By examining Equations (11) and (18), the ITA and CTA of the Delta robot can be given as:

$$\cos {\alpha }_i=\frac{w_i{}^T(v_i\times u_i)}{\left|v_i\times u_i\right|}, i=1,2,3$$

(26)

$$\cos {\beta }_{23}=\frac{w_1{}^T(w_2\times w_3)}{\left|w_2\times w_3\right|},\cos {\beta }_{31}=\frac{w_2{}^T(w_3\times w_1)}{\left|w_3\times w_1\right|},\cos {\beta }_{12}=\frac{w_3{}^T(w_1\times w_2)}{\left|w_1\times w_2\right|}$$

(27)

The normalized geometrical parameters of the Delta robot are $l_1=1$, $e=0.4$, $H=1.9$ and $h=0.7$.

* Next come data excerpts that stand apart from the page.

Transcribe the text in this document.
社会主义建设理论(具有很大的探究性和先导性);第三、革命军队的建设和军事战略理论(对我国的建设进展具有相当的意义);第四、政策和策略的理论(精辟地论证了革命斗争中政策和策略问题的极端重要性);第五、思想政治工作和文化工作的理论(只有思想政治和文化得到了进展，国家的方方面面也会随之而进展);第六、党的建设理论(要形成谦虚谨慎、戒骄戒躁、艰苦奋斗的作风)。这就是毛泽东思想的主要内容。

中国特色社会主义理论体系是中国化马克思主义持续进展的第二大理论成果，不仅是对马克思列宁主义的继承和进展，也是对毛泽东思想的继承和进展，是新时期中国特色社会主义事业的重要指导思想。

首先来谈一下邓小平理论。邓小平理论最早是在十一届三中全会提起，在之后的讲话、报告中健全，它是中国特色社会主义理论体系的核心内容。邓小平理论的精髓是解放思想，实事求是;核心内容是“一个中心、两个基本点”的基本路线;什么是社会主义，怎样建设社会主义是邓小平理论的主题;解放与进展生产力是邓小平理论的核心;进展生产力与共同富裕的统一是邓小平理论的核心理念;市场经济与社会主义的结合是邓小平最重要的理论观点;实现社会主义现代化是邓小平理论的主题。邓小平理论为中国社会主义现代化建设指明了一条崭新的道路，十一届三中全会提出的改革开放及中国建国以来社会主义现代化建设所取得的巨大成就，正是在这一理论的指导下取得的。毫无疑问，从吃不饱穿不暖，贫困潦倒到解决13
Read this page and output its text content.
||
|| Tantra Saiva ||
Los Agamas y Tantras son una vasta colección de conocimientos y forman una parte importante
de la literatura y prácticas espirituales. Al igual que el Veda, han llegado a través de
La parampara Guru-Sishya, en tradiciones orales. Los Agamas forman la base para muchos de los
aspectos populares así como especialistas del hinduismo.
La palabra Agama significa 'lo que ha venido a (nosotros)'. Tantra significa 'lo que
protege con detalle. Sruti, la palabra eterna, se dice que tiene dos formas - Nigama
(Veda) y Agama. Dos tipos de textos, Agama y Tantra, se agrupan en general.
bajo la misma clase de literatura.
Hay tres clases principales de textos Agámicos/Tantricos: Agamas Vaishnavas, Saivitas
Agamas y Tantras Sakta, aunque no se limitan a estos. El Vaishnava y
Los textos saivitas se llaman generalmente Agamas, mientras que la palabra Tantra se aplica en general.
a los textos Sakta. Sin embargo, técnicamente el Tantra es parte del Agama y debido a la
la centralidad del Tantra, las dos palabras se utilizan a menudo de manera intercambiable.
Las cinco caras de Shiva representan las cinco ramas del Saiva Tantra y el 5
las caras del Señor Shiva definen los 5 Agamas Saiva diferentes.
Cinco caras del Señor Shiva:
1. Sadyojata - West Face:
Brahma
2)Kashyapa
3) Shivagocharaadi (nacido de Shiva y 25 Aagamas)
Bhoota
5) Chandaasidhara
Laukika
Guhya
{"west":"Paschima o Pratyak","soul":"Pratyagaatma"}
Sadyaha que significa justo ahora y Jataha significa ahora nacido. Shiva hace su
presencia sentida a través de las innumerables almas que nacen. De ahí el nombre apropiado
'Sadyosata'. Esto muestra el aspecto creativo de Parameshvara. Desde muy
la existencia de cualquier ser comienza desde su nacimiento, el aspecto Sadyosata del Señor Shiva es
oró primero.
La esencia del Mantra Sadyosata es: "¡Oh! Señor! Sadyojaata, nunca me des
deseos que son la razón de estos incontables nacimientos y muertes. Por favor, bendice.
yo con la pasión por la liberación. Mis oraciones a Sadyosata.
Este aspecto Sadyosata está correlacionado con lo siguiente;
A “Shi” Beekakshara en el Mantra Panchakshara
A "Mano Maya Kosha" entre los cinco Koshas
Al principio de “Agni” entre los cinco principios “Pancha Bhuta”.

Since the workspace of the Delta robot is a space volume rather than a plane, it is better to investigate the distribution algorithm of $\kappa$, the maximum ITA (${\alpha }_{\max }=\max (\begin{array}{ccc}{\alpha }_1& {\alpha }_2& {\alpha }_3\end{array})$) and the maximum CTA (${\beta }_{\max }=\max (\begin{array}{ccc}{\beta }_{12}& {\beta }_{23}& {\beta }_{31}\end{array})$) with a given $H$, by which the moving platform is restrained to have motion only on the horizontal plane. As shown in Figure 7, the variation in $\kappa$ is extremely similar to that in ${\beta }_{\max }$, no matter what value $H$ may take, which is similar to the relationship analyzed in the Diamond robot. However, it can be seen from Figure 7b that the variation in ${\alpha }_{\max }$ changes violently with the decrease in $H$. Furthermore, it can be concluded that a bad ITA may still be taken even if the condition number is fine throughout the workspace. In other words, the condition number cannot thoroughly depict the distance from the singularity of parallel robots. Therefore, it may not be very suitable for merely taking the condition number or its modified versions as a performance index of parallel robots for performance evaluation or optimal design. Then, it is necessary to introduce the ITA and CTA into the optimal design of parallel robots. Figure 8 and Figure 9 exactly justify the above analysis and prove that all of these characteristic parameters nearly play the same role in determining a better-conditioned workspace.

5. Conclusions

It may not be appropriate to only use the condition number or its modified version as the performance index for the performance evaluation or optimization design of parallel robots. Therefore, this paper investigates two transmission angles for the optimization design of parallel manipulators. By analyzing the kinematic singularity of the Diamond and Delta parallel manipulators, two kinds of angles are proposed to evaluate the kinematic performance of parallel manipulators. Then, simulation studies for evaluating the kinematic performance of the two kinds of parallel manipulators are conducted to verify the effectiveness of the proposed transmission angle. It indicates that the defined angles are well characterized compared with the condition number of the Jacobian matrices in evaluating the kinematic performance of the parallel manipulator and determining the workspace. The two transmission angles defined in this paper not only allow the parallel robots to have better motion performance but also achieve a better workspace.